The monitor components present the collected data to you in a standard format. Sun Management Center software provides both a standalone Java application and a Web browser-based interface. The Java interface affords physical and logical views of the system for highly-intuitable monitoring.

Using Sun Management Center

Sun Management Center software is aimed at system administrators who have large data centers to monitor or other installations that have many computer platforms to monitor. If you administer a smaller installation, you need to weigh Sun Management Center software's benefits against the requirement of maintaining a significant database (typically over 700 Mbytes) of system status information.

The servers to be monitored must be running , Sun Management Center relies on the Solaris OS for its operation.

For detailed instructions, see the Sun Management Center Software User's Guide.

Other Sun Management Center Features

Sun Management Center software provides you with additional tools, which can operate with management utilities made by other companies.

The tools are an informal tracking mechanism and the optional add-on, Hardware Diagnostics Suite.

Informal Tracking

Sun Management Center agent software must be loaded on any system you want to monitor. However, the product enables you to informally track a supported platform even when the agent software has not been installed on it. In this case, you do not have full monitoring capability, but you can add the system to your browser, have Sun Management Center periodically check whether it is up and running, and notify you if it goes out of commission.

Hardware Diagnostic Suite

The Hardware Diagnostic Suite is a package that you can purchase as an add-on to Sun Management Center. The suite enables you to exercise a system while it is still up and running in a production environment. See Hardware Diagnostic Suite for more information.
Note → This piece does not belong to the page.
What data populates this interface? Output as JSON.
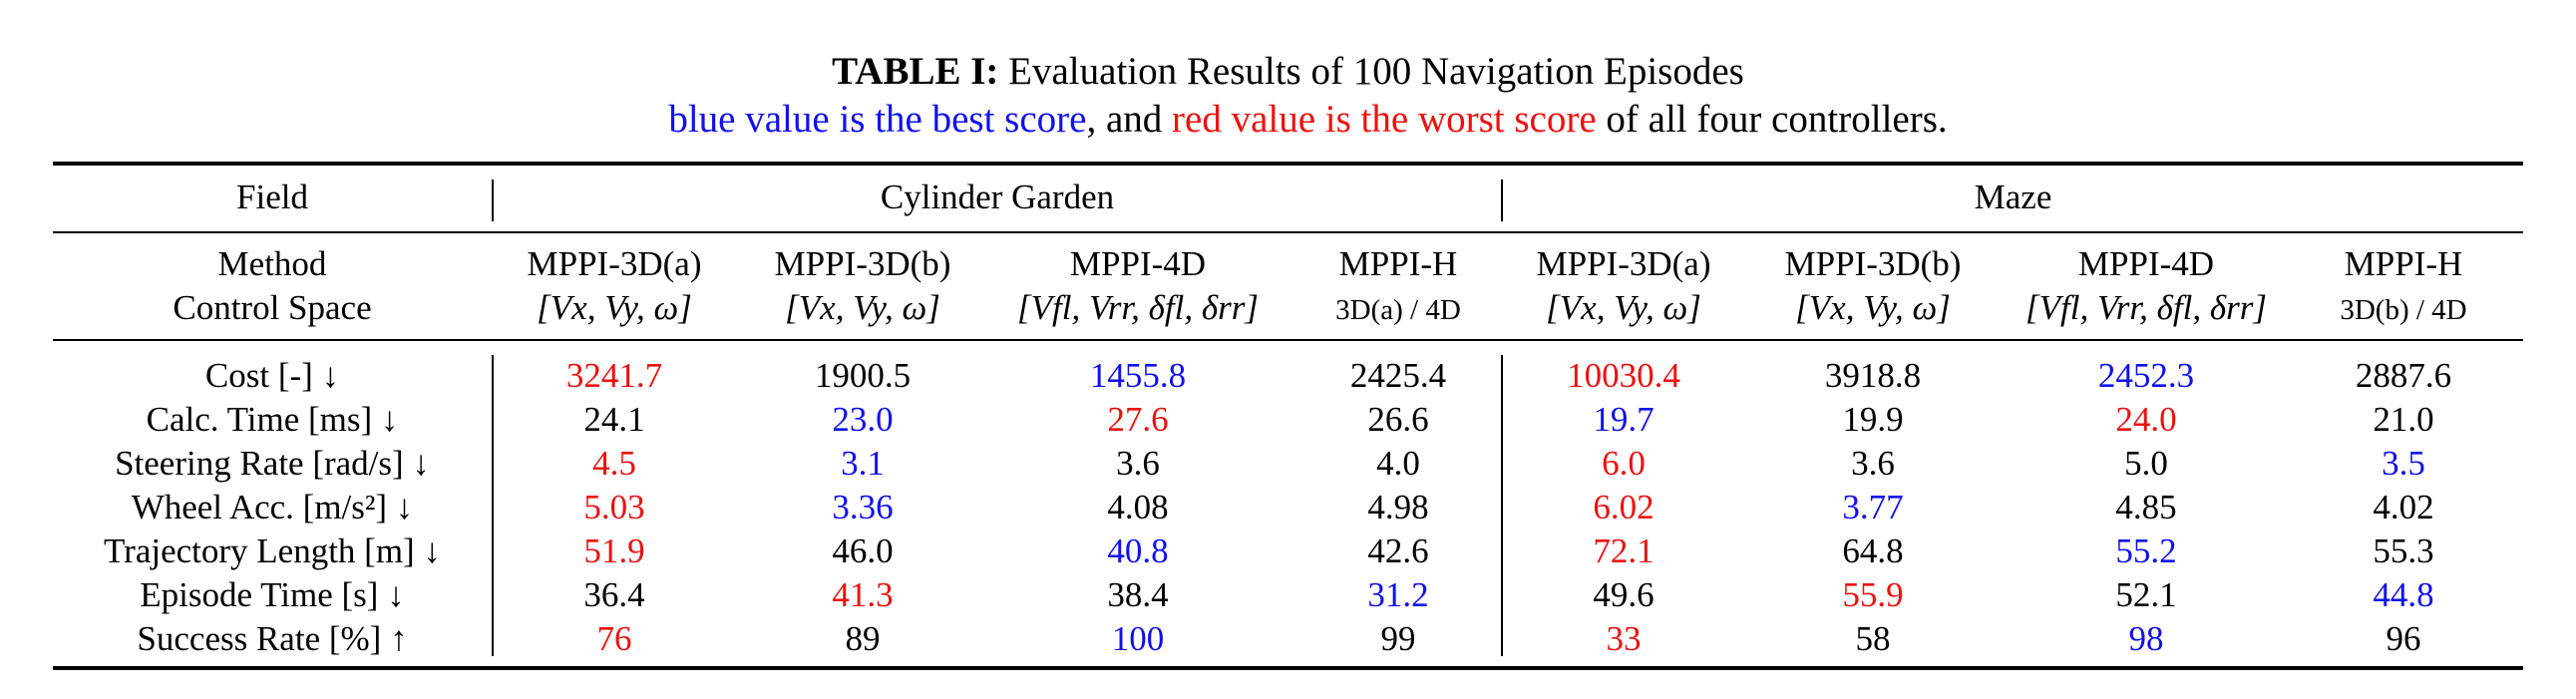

Interoperability With Third-Party Monitoring Tools

If you administer a heterogeneous network and use a third-party network-based system monitoring or management tool, you might be able to take advantage of Sun Management Center software's support for Tivoli Enterprise Console, BMC Patrol, and HP Openview.

Obtaining the Latest Information

For the latest information about this product, go to the Sun Management Center web site: http://www.sun.com/sunmanagementcenter


Hardware Diagnostic Suite

The Sun Management Center features an optional Hardware Diagnostic Suite, which you can purchase as an add-on. The Hardware Diagnostic Suite is designed to exercise a production system by running tests sequentially.
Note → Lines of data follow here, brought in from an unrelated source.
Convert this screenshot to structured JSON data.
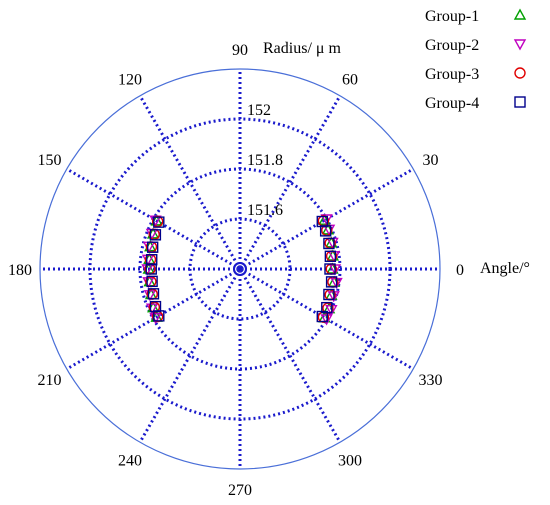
{
  "chart_data": {
    "type": "scatter",
    "coordinate_system": "polar",
    "radial_label": "Radius/ μ m",
    "angular_label": "Angle/°",
    "radial_range": [
      151.4,
      152.2
    ],
    "radial_ticks": [
      "151.6",
      "151.8",
      "152"
    ],
    "angular_ticks": [
      "0",
      "30",
      "60",
      "90",
      "120",
      "150",
      "180",
      "210",
      "240",
      "270",
      "300",
      "330"
    ],
    "grid": true,
    "legend_position": "top-right",
    "series": [
      {
        "name": "Group-1",
        "marker": "triangle-up",
        "color": "#00a000",
        "points": [
          {
            "angle": 0,
            "r": 151.77
          },
          {
            "angle": 8,
            "r": 151.775
          },
          {
            "angle": 16,
            "r": 151.78
          },
          {
            "angle": 24,
            "r": 151.785
          },
          {
            "angle": 30,
            "r": 151.79
          },
          {
            "angle": -8,
            "r": 151.78
          },
          {
            "angle": -16,
            "r": 151.78
          },
          {
            "angle": -24,
            "r": 151.79
          },
          {
            "angle": -30,
            "r": 151.79
          },
          {
            "angle": 150,
            "r": 151.785
          },
          {
            "angle": 158,
            "r": 151.775
          },
          {
            "angle": 166,
            "r": 151.77
          },
          {
            "angle": 174,
            "r": 151.765
          },
          {
            "angle": 180,
            "r": 151.765
          },
          {
            "angle": 188,
            "r": 151.765
          },
          {
            "angle": 196,
            "r": 151.77
          },
          {
            "angle": 204,
            "r": 151.78
          },
          {
            "angle": 210,
            "r": 151.785
          }
        ]
      },
      {
        "name": "Group-2",
        "marker": "triangle-down",
        "color": "#c000c0",
        "points": [
          {
            "angle": 0,
            "r": 151.78
          },
          {
            "angle": 8,
            "r": 151.78
          },
          {
            "angle": 16,
            "r": 151.785
          },
          {
            "angle": 24,
            "r": 151.79
          },
          {
            "angle": 30,
            "r": 151.8
          },
          {
            "angle": -8,
            "r": 151.79
          },
          {
            "angle": -16,
            "r": 151.79
          },
          {
            "angle": -24,
            "r": 151.8
          },
          {
            "angle": -30,
            "r": 151.8
          },
          {
            "angle": 150,
            "r": 151.79
          },
          {
            "angle": 158,
            "r": 151.78
          },
          {
            "angle": 166,
            "r": 151.775
          },
          {
            "angle": 174,
            "r": 151.77
          },
          {
            "angle": 180,
            "r": 151.77
          },
          {
            "angle": 188,
            "r": 151.77
          },
          {
            "angle": 196,
            "r": 151.775
          },
          {
            "angle": 204,
            "r": 151.785
          },
          {
            "angle": 210,
            "r": 151.79
          }
        ]
      },
      {
        "name": "Group-3",
        "marker": "circle",
        "color": "#e00000",
        "points": [
          {
            "angle": 0,
            "r": 151.765
          },
          {
            "angle": 8,
            "r": 151.77
          },
          {
            "angle": 16,
            "r": 151.775
          },
          {
            "angle": 24,
            "r": 151.78
          },
          {
            "angle": 30,
            "r": 151.785
          },
          {
            "angle": -8,
            "r": 151.775
          },
          {
            "angle": -16,
            "r": 151.775
          },
          {
            "angle": -24,
            "r": 151.785
          },
          {
            "angle": -30,
            "r": 151.785
          },
          {
            "angle": 150,
            "r": 151.78
          },
          {
            "angle": 158,
            "r": 151.77
          },
          {
            "angle": 166,
            "r": 151.765
          },
          {
            "angle": 174,
            "r": 151.76
          },
          {
            "angle": 180,
            "r": 151.76
          },
          {
            "angle": 188,
            "r": 151.76
          },
          {
            "angle": 196,
            "r": 151.765
          },
          {
            "angle": 204,
            "r": 151.775
          },
          {
            "angle": 210,
            "r": 151.78
          }
        ]
      },
      {
        "name": "Group-4",
        "marker": "square",
        "color": "#00008b",
        "points": [
          {
            "angle": 0,
            "r": 151.76
          },
          {
            "angle": 8,
            "r": 151.765
          },
          {
            "angle": 16,
            "r": 151.77
          },
          {
            "angle": 24,
            "r": 151.775
          },
          {
            "angle": 30,
            "r": 151.78
          },
          {
            "angle": -8,
            "r": 151.77
          },
          {
            "angle": -16,
            "r": 151.77
          },
          {
            "angle": -24,
            "r": 151.78
          },
          {
            "angle": -30,
            "r": 151.78
          },
          {
            "angle": 150,
            "r": 151.775
          },
          {
            "angle": 158,
            "r": 151.765
          },
          {
            "angle": 166,
            "r": 151.76
          },
          {
            "angle": 174,
            "r": 151.755
          },
          {
            "angle": 180,
            "r": 151.755
          },
          {
            "angle": 188,
            "r": 151.755
          },
          {
            "angle": 196,
            "r": 151.76
          },
          {
            "angle": 204,
            "r": 151.77
          },
          {
            "angle": 210,
            "r": 151.775
          }
        ]
      }
    ],
    "colors": {
      "grid": "#1a1acc",
      "outer_circle": "#4a6fd8"
    }
  }
}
Sequential testing means the Hardware Diagnostic Suite has a low impact on the system. Unlike SunVTS, which stresses a system by consuming its resources with many parallel tests (see About SunVTS), the Hardware Diagnostic Suite lets the server run other applications while testing proceeds.
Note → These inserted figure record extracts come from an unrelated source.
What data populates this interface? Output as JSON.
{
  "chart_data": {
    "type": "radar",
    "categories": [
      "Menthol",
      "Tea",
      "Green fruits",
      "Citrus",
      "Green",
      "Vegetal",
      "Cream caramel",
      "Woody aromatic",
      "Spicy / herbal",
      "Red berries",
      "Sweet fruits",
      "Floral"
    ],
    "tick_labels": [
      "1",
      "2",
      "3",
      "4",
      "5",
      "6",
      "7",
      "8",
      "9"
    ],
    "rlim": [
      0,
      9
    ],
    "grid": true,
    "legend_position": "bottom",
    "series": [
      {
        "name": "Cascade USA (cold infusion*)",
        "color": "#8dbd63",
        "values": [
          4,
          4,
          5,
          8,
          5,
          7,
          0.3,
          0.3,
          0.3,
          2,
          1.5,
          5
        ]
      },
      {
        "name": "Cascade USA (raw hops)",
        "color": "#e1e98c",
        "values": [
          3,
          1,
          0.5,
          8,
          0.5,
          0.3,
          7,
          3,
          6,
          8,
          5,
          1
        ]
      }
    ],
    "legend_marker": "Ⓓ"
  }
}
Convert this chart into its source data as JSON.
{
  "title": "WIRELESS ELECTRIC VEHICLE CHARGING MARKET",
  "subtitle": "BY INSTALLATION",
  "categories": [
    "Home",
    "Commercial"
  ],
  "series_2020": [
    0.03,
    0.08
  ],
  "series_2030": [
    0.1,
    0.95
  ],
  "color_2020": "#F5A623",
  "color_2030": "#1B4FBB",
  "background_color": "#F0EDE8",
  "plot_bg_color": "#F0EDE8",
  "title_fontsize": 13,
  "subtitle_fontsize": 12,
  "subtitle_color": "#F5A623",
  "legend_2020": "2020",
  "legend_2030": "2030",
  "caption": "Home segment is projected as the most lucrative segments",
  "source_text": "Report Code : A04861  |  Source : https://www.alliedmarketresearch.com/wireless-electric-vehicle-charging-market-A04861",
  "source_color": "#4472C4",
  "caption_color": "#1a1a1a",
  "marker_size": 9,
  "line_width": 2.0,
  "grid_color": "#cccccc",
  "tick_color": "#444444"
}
When to Run Hardware Diagnostic Suite

The best use of the Hardware Diagnostic Suite is to disclose a suspected or intermittent problem with a noncritical part on an otherwise functioning machine. Examples might include questionable disk drives or memory modules on a machine that has ample or redundant disk and memory resources.

In cases like these, the Hardware Diagnostic Suite runs unobtrusively until it identifies the source of the problem. The machine under test can be kept in production mode until and unless it must be shut down for repair. If the faulty part is hot-pluggable or hot-swappable, the entire diagnose-and-repair cycle can be completed with minimal impact to system users.

Requirements for Using Hardware Diagnostic Suite

Since it is a part of Sun Management Center, you can only run Hardware Diagnostic Suite if you have set up your data center to run Sun Management Center. This means you have to dedicate a master server to run the Sun Management Center server software that supports Sun Management Center software's database of platform status information. In addition, you must install and set up Sun Management Center agent software on the systems to be monitored. Finally, you need to install the console portion of Sun Management Center software, which serves as your interface to the Hardware Diagnostic Suite.

Instructions for setting up Sun Management Center, as well as for using the Hardware Diagnostic Suite, can be found in the Sun Management Center Software User's Guide.